To set the stage, the jury must be actively involved in the trial itself. The machinery already exists in the practice of allowing jurors to question witnesses through the judge. The Federal Rules of Evidence (Fed. R. Evid. 614(b)) establishes the right of a federal trial judge to question witnesses, and federal and state courts have held that it is within a trial judge's discretion to permit questions from jurors. Judges in at least 30 states are soliciting written questions from jurors and posing them to witnesses after screening them with the lawyers from both sides.

Some legal observers urge that this procedure be more broadly utilized. Studies by the American Judicature Society, the State Justice Institute, and other organizations have shown that allowing jurors to ask questions keeps them alert, focuses their attention on relevant issues, and enhances their sense of participation and responsibility judges find these benefits especially clear in complex cases.
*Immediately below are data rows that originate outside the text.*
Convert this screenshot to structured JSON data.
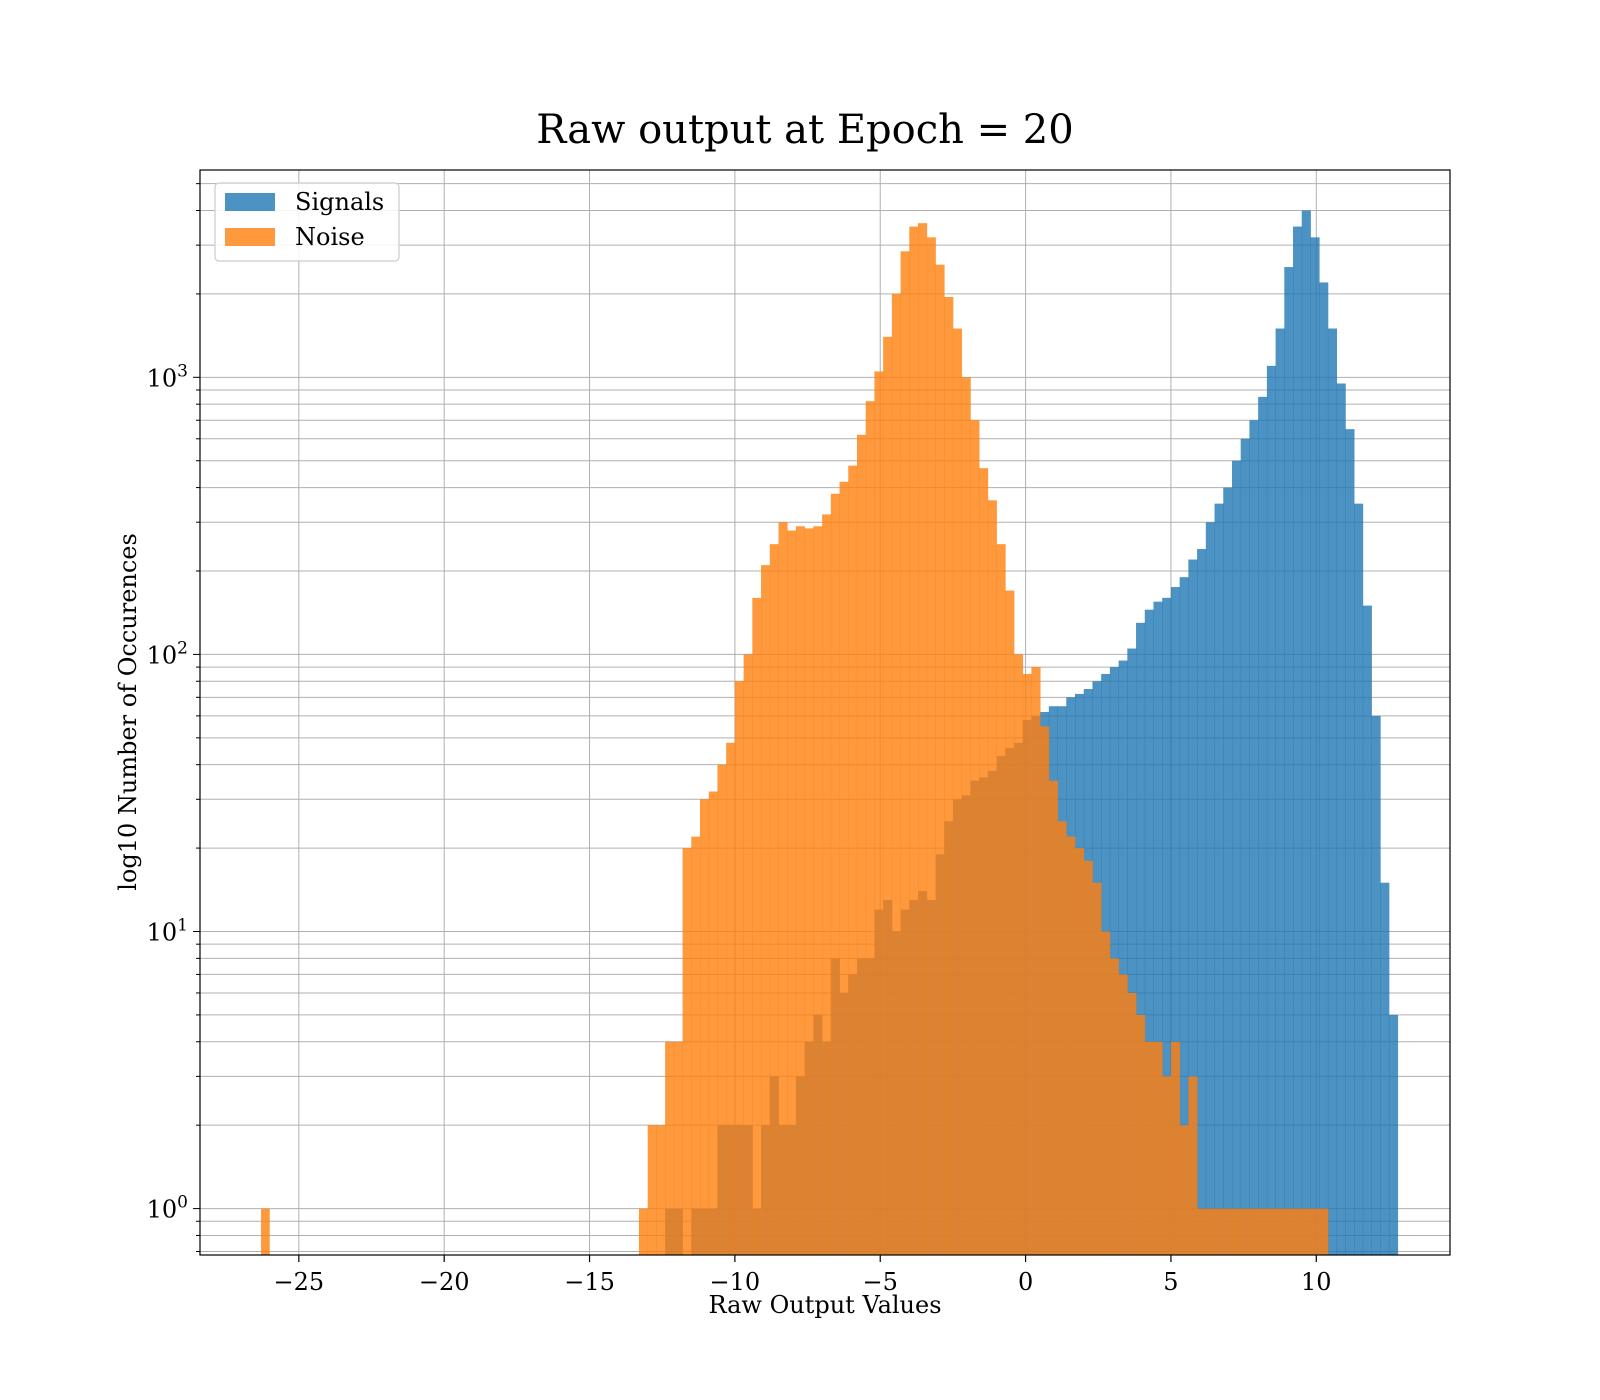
{
  "chart_data": {
    "type": "bar",
    "title": "Raw output at Epoch = 20",
    "xlabel": "Raw Output Values",
    "ylabel": "log10 Number of Occurences",
    "xlim": [
      -28.4,
      14.6
    ],
    "ylim": [
      0.68,
      5600
    ],
    "yscale": "log",
    "grid": true,
    "legend": "top-left",
    "x_ticks": [
      "−25",
      "−20",
      "−15",
      "−10",
      "−5",
      "0",
      "5",
      "10"
    ],
    "x_tick_values": [
      -25,
      -20,
      -15,
      -10,
      -5,
      0,
      5,
      10
    ],
    "y_ticks": [
      {
        "base": "10",
        "exp": "0",
        "value": 1
      },
      {
        "base": "10",
        "exp": "1",
        "value": 10
      },
      {
        "base": "10",
        "exp": "2",
        "value": 100
      },
      {
        "base": "10",
        "exp": "3",
        "value": 1000
      }
    ],
    "series": [
      {
        "name": "Signals",
        "color": "#1f77b4",
        "bin_start": -13.3,
        "bin_width": 0.3,
        "counts": [
          0,
          0,
          0,
          1,
          1,
          0,
          1,
          1,
          1,
          2,
          2,
          2,
          2,
          1,
          2,
          3,
          2,
          2,
          3,
          4,
          5,
          4,
          8,
          6,
          7,
          8,
          8,
          12,
          13,
          10,
          12,
          13,
          14,
          13,
          19,
          25,
          30,
          31,
          35,
          36,
          38,
          43,
          46,
          48,
          58,
          60,
          62,
          65,
          65,
          70,
          72,
          75,
          80,
          85,
          90,
          95,
          105,
          130,
          145,
          155,
          160,
          175,
          190,
          220,
          240,
          300,
          350,
          400,
          500,
          600,
          700,
          850,
          1100,
          1500,
          2500,
          3500,
          4000,
          3200,
          2200,
          1500,
          950,
          650,
          350,
          150,
          60,
          15,
          5
        ]
      },
      {
        "name": "Noise",
        "color": "#ff7f0e",
        "outlier_bin_start": -26.3,
        "outlier_count": 1,
        "bin_start": -13.3,
        "bin_width": 0.3,
        "counts": [
          1,
          2,
          2,
          4,
          4,
          20,
          22,
          30,
          32,
          40,
          48,
          80,
          100,
          160,
          210,
          250,
          300,
          280,
          290,
          285,
          290,
          320,
          380,
          420,
          480,
          620,
          820,
          1050,
          1400,
          2000,
          2850,
          3500,
          3600,
          3200,
          2550,
          1950,
          1500,
          1000,
          700,
          470,
          360,
          250,
          170,
          100,
          85,
          90,
          55,
          35,
          25,
          22,
          20,
          18,
          15,
          10,
          8,
          7,
          6,
          5,
          4,
          4,
          3,
          4,
          2,
          3,
          1,
          1,
          1,
          1,
          1,
          1,
          1,
          1,
          1,
          1,
          1,
          1,
          1,
          1,
          1
        ]
      }
    ]
  }
}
By encouraging jury involvement, the judge can help the jury move from "hot" to "cool" decision making a term coined by psychologist Irving Janis. Hot decision making is driven by the passions of the moment; people grasp for instant solutions to relieve emotional pressures and conflicts among themselves. Cool decision making is fostered by openly addressing uncertainty and talking out the issues.

Trial lawyers sometimes seek to stimulate hot decision making, such as when the prosecution plays on the jury's sympathy for crime victims, or, as in the case of O.J. Simpson; when the jury appears to identify with the defendant as a fellow prisoner in the long trial. But when the judge allows jurors to be more than silent observers, and refuses to yield control of the case to the lawyers, the judge can control the heat of the decision making by the tenor of his or her questions to witnesses as well as by guiding the jurors questions. The judge engages jurors in a dialogue, demonstrating by example how they can question not only witnesses, but also each individual juror's personal beliefs and prejudices.
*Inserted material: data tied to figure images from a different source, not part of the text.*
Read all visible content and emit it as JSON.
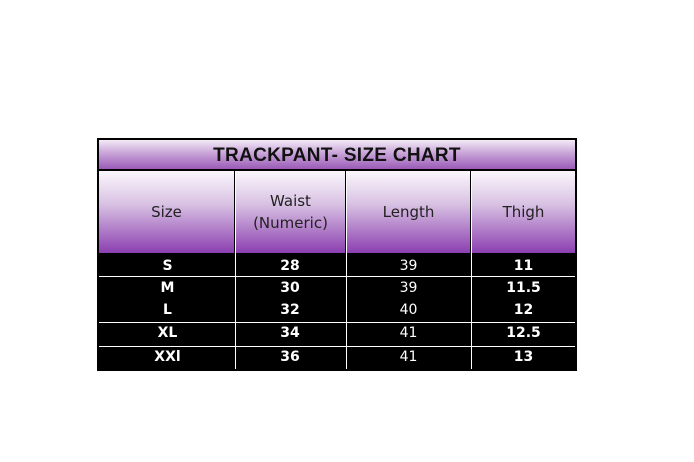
{
  "title": "TRACKPANT- SIZE CHART",
  "headers": [
    "Size",
    "Waist\n(Numeric)",
    "Length",
    "Thigh"
  ],
  "header_waist_line1": "Waist",
  "header_waist_line2": "(Numeric)",
  "rows": [
    [
      "S",
      "28",
      "39",
      "11"
    ],
    [
      "M",
      "30",
      "39",
      "11.5"
    ],
    [
      "L",
      "32",
      "40",
      "12"
    ],
    [
      "XL",
      "34",
      "41",
      "12.5"
    ],
    [
      "XXl",
      "36",
      "41",
      "13"
    ]
  ],
  "colors": {
    "header_purple": "#8b3fb0",
    "body": "#000000"
  }
}
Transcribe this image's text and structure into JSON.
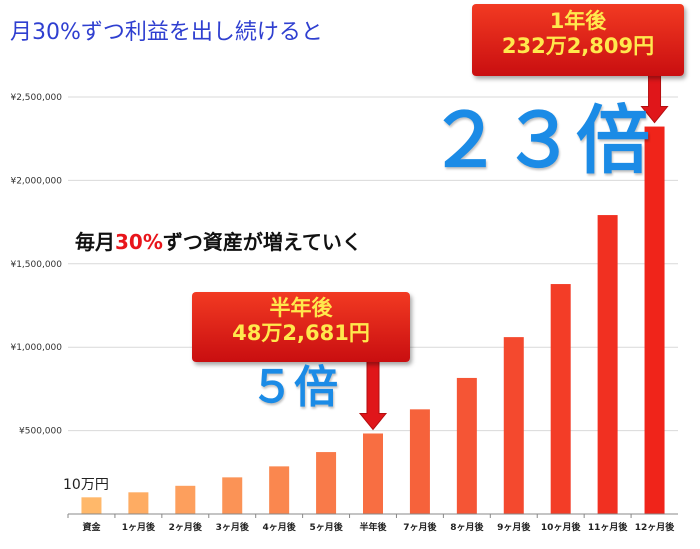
{
  "title": "月30%ずつ利益を出し続けると",
  "subtitle_parts": [
    "毎月",
    "30%",
    "ずつ資産が増えていく"
  ],
  "callout_half": {
    "line1": "半年後",
    "line2": "48万2,681円"
  },
  "callout_year": {
    "line1": "1年後",
    "line2": "232万2,809円"
  },
  "multiplier_half": "５倍",
  "multiplier_year": "２３倍",
  "base_label": "10万円",
  "colors": {
    "bar_start": "#ffb86a",
    "bar_end": "#f0241a",
    "title": "#2f3fd0",
    "multiplier": "#1b8be6",
    "callout": "#d8171a",
    "callout_text": "#ffe84d"
  },
  "chart_data": {
    "type": "bar",
    "categories": [
      "資金",
      "1ヶ月後",
      "2ヶ月後",
      "3ヶ月後",
      "4ヶ月後",
      "5ヶ月後",
      "半年後",
      "7ヶ月後",
      "8ヶ月後",
      "9ヶ月後",
      "10ヶ月後",
      "11ヶ月後",
      "12ヶ月後"
    ],
    "values": [
      100000,
      130000,
      169000,
      219700,
      285610,
      371293,
      482681,
      627485,
      815731,
      1060450,
      1378585,
      1792160,
      2322809
    ],
    "ylim": [
      0,
      2500000
    ],
    "yticks": [
      500000,
      1000000,
      1500000,
      2000000,
      2500000
    ],
    "ytick_labels": [
      "¥500,000",
      "¥1,000,000",
      "¥1,500,000",
      "¥2,000,000",
      "¥2,500,000"
    ],
    "grid": true,
    "legend": "none"
  }
}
When jurors are invited to ask questions, their concerns and uncertainties can be addressed. Through the leader-ship of the trial judge, the jurors can explore alternative ways of understanding the grains of truth around which prejudices coalesce. Although trials will never in and of themselves be therapeutic, trials in which jurors participate actively will have the potential for healing rather than exacerbating the divisions in our communities.

  1. Bursztajn, HJ, Saunders, LS, and Brodsky, A. "Keeping a Jury Involved During a Long Trial." Criminal Justice. 1997; 11:8-9.